The Jayhawks have been whisking through fumes since the turn of the calendar. They first lit the match versus Temple, fiddled with the soot in the conference opener against Iowa State and have been fanning the flames ever since. On Saturday, Bill Self’s pyromaniacs finally got seared. The team’s outdated 18-game winning streak—exposed as smoke and mirrors.
Few college hoops scribes (guilty) have dared question Kansas during a two-and-a-half month stretch of invincibility that’s included a 36-point waxing of Colorado, a statement road win in Columbus and gut-check triumph at the Octagon of Doom. Still, through a half-season’s worth of “perfection,” the game logs, taken collectively, didn’t reflect the on-court performance.

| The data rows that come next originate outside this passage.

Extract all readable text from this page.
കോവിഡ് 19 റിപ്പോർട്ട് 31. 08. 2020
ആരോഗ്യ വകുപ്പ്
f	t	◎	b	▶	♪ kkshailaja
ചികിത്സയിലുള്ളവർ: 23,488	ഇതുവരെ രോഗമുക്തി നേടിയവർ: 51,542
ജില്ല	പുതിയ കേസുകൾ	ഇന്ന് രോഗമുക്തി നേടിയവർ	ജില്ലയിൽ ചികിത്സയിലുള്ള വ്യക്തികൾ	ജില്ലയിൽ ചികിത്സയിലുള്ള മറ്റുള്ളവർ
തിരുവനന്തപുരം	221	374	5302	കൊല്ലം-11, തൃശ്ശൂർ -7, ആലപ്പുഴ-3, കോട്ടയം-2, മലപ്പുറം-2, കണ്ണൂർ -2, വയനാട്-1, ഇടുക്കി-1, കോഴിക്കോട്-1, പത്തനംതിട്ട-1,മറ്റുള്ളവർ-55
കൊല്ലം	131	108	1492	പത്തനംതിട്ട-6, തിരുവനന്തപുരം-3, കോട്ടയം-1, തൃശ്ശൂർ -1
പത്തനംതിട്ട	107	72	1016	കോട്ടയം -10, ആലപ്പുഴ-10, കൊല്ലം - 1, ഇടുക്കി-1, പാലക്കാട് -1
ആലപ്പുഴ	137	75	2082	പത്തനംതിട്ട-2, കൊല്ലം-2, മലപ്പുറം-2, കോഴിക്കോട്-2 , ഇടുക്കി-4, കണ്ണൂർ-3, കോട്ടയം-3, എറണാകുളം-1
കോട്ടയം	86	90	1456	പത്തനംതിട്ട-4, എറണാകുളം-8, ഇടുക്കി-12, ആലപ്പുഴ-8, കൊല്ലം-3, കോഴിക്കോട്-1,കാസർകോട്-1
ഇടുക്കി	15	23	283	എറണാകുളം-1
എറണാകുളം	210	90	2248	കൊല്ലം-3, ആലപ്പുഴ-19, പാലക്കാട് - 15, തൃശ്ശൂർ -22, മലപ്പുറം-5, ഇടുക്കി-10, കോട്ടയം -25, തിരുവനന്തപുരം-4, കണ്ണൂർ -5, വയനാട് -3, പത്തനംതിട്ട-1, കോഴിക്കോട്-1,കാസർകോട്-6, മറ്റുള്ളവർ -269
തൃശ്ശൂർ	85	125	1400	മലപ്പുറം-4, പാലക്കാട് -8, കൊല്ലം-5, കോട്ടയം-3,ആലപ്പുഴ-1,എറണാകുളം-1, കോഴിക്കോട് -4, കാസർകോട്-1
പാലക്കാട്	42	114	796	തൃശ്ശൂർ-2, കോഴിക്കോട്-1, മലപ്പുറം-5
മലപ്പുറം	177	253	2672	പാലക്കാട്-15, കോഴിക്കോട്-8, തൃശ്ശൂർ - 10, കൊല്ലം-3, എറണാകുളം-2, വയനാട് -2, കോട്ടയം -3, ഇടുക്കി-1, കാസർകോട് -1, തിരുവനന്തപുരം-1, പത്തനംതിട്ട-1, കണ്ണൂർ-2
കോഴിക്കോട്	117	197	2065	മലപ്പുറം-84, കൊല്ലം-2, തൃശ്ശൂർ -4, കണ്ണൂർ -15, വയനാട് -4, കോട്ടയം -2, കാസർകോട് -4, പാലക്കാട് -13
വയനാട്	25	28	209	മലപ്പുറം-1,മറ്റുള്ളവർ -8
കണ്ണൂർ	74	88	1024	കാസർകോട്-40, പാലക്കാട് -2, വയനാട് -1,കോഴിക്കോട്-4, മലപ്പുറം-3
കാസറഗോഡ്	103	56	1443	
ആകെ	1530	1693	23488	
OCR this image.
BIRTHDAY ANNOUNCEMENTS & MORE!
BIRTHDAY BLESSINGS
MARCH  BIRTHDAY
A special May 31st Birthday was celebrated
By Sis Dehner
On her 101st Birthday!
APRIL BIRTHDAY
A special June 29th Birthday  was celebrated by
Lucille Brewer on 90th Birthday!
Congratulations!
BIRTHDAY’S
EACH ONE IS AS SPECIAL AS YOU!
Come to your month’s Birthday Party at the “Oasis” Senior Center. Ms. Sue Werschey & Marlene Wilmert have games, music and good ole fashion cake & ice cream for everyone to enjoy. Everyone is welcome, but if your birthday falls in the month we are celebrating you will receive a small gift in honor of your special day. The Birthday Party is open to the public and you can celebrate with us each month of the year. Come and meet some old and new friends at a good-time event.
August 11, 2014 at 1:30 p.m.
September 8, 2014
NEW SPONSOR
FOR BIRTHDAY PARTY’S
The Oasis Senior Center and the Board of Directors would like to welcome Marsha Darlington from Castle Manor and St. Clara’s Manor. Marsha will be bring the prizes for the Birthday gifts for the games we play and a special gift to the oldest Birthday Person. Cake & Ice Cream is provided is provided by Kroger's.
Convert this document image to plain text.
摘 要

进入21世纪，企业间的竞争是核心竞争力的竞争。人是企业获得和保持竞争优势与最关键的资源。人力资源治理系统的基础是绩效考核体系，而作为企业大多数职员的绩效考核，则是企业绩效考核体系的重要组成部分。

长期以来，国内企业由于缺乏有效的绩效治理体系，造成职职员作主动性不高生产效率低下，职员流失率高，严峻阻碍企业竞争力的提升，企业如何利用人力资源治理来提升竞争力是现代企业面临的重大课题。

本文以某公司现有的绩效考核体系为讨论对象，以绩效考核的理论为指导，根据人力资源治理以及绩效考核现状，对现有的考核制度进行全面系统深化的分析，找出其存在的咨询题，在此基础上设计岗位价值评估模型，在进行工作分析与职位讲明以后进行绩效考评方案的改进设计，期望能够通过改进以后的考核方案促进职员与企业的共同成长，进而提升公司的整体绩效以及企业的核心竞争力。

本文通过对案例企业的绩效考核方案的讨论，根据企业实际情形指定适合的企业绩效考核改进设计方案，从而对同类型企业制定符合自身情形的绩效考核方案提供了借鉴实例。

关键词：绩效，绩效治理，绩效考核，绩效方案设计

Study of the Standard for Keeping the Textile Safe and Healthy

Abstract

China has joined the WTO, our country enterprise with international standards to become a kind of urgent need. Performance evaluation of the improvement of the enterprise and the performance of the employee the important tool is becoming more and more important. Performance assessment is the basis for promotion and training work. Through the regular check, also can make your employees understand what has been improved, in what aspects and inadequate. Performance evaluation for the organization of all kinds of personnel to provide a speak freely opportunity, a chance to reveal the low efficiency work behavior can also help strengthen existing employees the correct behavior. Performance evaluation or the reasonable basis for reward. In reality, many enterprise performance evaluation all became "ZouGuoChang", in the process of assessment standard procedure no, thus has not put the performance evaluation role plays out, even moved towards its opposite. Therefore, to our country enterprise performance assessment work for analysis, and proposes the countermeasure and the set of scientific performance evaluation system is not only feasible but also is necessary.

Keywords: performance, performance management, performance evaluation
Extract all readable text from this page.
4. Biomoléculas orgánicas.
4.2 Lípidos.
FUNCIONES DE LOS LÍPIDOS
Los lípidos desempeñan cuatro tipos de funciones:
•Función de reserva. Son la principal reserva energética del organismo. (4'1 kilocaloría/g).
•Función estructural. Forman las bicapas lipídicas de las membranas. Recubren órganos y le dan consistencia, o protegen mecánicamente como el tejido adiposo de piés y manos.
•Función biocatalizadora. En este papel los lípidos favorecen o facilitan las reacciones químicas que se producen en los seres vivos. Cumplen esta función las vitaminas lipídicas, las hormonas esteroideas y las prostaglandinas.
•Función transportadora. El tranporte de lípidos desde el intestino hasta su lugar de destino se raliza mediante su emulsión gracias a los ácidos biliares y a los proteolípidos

Despite Travis Releford’s breakout senior season, Jeff Withey’s steadying presence as a rim guard and the divine efforts of super-frosh Ben McLemore, the Jayhawks have seemed vulnerable to poaching for some time. As the wins had mounted in succession, so too did pressing questions about the long-term viability of the team. Oklahoma State’s herculean upset at the Phog on Saturday validated, once and for all, those concerns.
Kansas is without a reliable option at the most important position on the floor: point guard. Eljiah Johnson may be the answer in Lawrence by process of elimination—sophomore backup Naadir Tharpe is too inconsistent at this point in his career—but he’s not the answer for a program with real Final Four aspirations. Shrill reality: the Jayhawks are a better team when Johnson is either on the bench or playing off-ball.
McLemore has a tendency to disappear for prolonged periods. College basketball’s best talent is becoming more assertive on offense, especially in late-game situations, but his motor still needs another few gears. McLemore has endured a scoring drought of at least 15 minutes in seven games this season, far too many for a player of his ilk.